El olor a salitre llegaba hasta allí y podía verse el mar desde todas las ventanas, era como estar dentro de ese universo azul, a veces verdoso, a veces gris, con aire de levante o de poniente y a merced de olas furiosas o suaves que a cada rato rompían en las rocas cercanas cambiando por completo el paisaje que la envolvía.
“Al menos no me aburriré, cada día habrá algo distinto ahí fuera”.-pensé mientras miraba hacia el horizonte desde el que iba a ser mi dormitorio.

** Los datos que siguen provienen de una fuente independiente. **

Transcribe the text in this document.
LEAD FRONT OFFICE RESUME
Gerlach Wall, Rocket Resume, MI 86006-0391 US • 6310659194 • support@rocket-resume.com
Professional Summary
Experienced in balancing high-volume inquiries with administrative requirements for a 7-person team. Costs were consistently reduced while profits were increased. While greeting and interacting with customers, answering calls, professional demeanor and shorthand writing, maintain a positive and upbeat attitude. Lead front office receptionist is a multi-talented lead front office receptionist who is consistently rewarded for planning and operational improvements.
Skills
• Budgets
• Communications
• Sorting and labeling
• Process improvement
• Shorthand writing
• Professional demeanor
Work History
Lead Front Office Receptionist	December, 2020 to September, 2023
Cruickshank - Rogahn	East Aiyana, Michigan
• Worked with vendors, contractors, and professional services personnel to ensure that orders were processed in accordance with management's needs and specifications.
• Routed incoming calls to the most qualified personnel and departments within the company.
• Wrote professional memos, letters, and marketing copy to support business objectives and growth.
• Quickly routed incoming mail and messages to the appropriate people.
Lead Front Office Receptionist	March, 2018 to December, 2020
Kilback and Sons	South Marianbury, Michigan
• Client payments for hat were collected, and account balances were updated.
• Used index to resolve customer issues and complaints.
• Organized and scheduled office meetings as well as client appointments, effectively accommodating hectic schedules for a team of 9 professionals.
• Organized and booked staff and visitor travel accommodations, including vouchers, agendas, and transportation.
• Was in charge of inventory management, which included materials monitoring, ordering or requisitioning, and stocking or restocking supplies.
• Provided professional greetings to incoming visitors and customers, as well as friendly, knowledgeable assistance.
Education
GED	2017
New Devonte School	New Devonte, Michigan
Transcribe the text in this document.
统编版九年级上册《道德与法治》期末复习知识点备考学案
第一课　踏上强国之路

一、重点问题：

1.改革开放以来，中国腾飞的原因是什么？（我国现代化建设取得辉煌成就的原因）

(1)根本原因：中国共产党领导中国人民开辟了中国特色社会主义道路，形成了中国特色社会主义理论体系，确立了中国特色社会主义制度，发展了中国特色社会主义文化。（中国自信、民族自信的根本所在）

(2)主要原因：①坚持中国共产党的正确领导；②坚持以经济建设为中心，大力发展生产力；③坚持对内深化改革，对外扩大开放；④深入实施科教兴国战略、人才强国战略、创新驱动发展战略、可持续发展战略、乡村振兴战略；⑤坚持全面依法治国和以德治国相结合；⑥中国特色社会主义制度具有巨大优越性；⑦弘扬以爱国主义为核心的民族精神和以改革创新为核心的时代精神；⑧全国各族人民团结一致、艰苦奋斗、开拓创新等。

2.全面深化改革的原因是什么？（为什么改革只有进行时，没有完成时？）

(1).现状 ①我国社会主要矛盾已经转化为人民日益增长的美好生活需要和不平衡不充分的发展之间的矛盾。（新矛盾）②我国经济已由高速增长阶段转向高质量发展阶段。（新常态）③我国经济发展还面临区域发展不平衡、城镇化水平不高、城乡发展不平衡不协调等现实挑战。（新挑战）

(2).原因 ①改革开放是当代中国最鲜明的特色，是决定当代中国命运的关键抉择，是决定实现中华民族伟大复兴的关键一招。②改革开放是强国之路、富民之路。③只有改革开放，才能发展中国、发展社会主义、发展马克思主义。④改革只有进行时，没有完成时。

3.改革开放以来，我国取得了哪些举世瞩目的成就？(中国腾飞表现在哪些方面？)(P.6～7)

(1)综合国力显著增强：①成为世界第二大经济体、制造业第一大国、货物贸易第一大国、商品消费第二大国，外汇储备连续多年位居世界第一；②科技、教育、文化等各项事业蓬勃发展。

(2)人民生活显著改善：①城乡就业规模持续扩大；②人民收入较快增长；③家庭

El mar siempre fue un gran bálsamo para mi alma y seguro que conseguiría reponerme, solo era cuestión de tiempo.
Repasando visualmente los cuadros que adornaban las paredes, ya de por si recargadas por un papel pintado de ondulados lazos infinitos; me llamó la atención un gran cuadro de una escena campestre, que colgaba solo en aquella pared frente a la cama. Era completamente diferente a los del resto de la casa: láminas bastante vulgares de las que se ponen para rellenar los huecos vacíos, con más o menos acierto.
Al acercarme comprobé que era una acuarela original y fechada en 1.570, muy bien conservada a pesar de la humedad que podría haberla deteriorado estando tan cerca del mar, aunque quizás no siempre había estado en ese lugar y si era así ¿por qué estaba allí algo que seguramente por su antigüedad debía tener mucho valor?

Observé que la masía era parecida a la casa que acababa de alquilar, salvo por los tejados y las contraventanas abiertas de par en par, que invitaban a colarse por ellas y no por la puerta principal, para descubrir sigilosamente su interior.
En la planta de arriba vi la que era una especie de copia del dormitorio y empecé a recorrer con la yema de los dedos los contornos de las nubes, los árboles, el maizal, el granero, el tejado y esa ventana.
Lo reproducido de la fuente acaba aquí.